The 2013 deal also includes an extra €6bn (£4.86bn) added to the 2012 budget to cover EU overspending last year. This is less than the €9bn (£7.29bn) the Commission was demanding, likely resulting in a further request for additional funding being made by the EU as early as September 2013.

The addition of this extra €6bn to the 2012 budget gives the appearance that EU spending in 2013 will fall in comparison. But this does not take into account extra requests for funding predicted by the Commission later next year.

Cameron's challenge

This process of annual and subsequent amending budgets to make up funding shortfalls is making the patterns of the EU's actual spending more and more opaque.

EU Ministers must still formally approve the 2013 deal, but difficulties are not foreseen since the EU's annual budgets are agreed by majority vote. Member governments demanding a budget freeze or cuts are likely to be over-ruled by the majority (17) of net beneficiaries.
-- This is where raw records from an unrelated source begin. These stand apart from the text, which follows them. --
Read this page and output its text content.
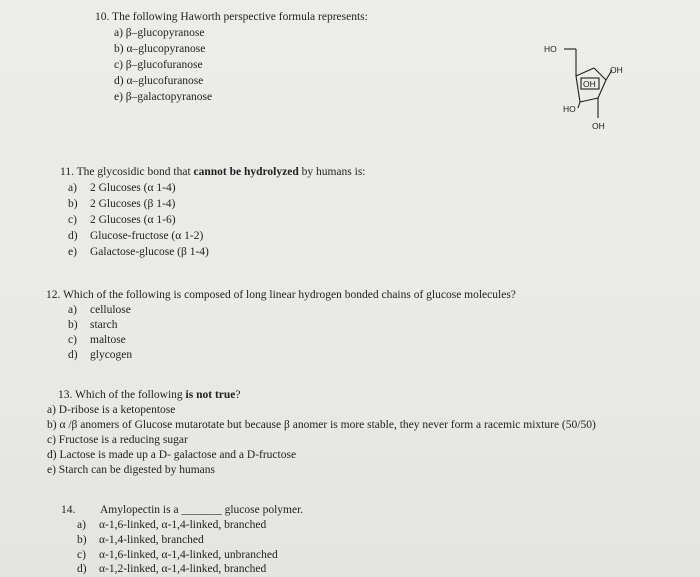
10. The following Haworth perspective formula represents:
a) β–glucopyranose
b) α–glucopyranose
c) β–glucofuranose
d) α–glucofuranose
e) β–galactopyranose
HO
OH
OH
HO
OH
11. The glycosidic bond that cannot be hydrolyzed by humans is:
a) 2 Glucoses (α 1-4)
b) 2 Glucoses (β 1-4)
c) 2 Glucoses (α 1-6)
d) Glucose-fructose (α 1-2)
e) Galactose-glucose (β 1-4)
12. Which of the following is composed of long linear hydrogen bonded chains of glucose molecules?
a) cellulose
b) starch
c) maltose
d) glycogen
13. Which of the following is not true?
a) D-ribose is a ketopentose
b) α /β anomers of Glucose mutarotate but because β anomer is more stable, they never form a racemic mixture (50/50)
c) Fructose is a reducing sugar
d) Lactose is made up a D- galactose and a D-fructose
e) Starch can be digested by humans
14. Amylopectin is a _______ glucose polymer.
a) α-1,6-linked, α-1,4-linked, branched
b) α-1,4-linked, branched
c) α-1,6-linked, α-1,4-linked, unbranched
d) α-1,2-linked, α-1,4-linked, branched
David Cameron was powerless to stop Britain's payments to the EU rising in 2013 and must now focus on the 2014-2020 budget framework negotiations to stem our liability to funding the EU's ever-increasing demands for public money.

Tomorrow's summit is a key test of the Prime Minister's EU negotiating abilities because if he cannot get a meaningful cut in Britain's contributions to the EU budget when he has billions of pounds in UK contributions to put on the table, confidence in the prospect of a broader renegotiation of the EU's powers will be significantly undermined.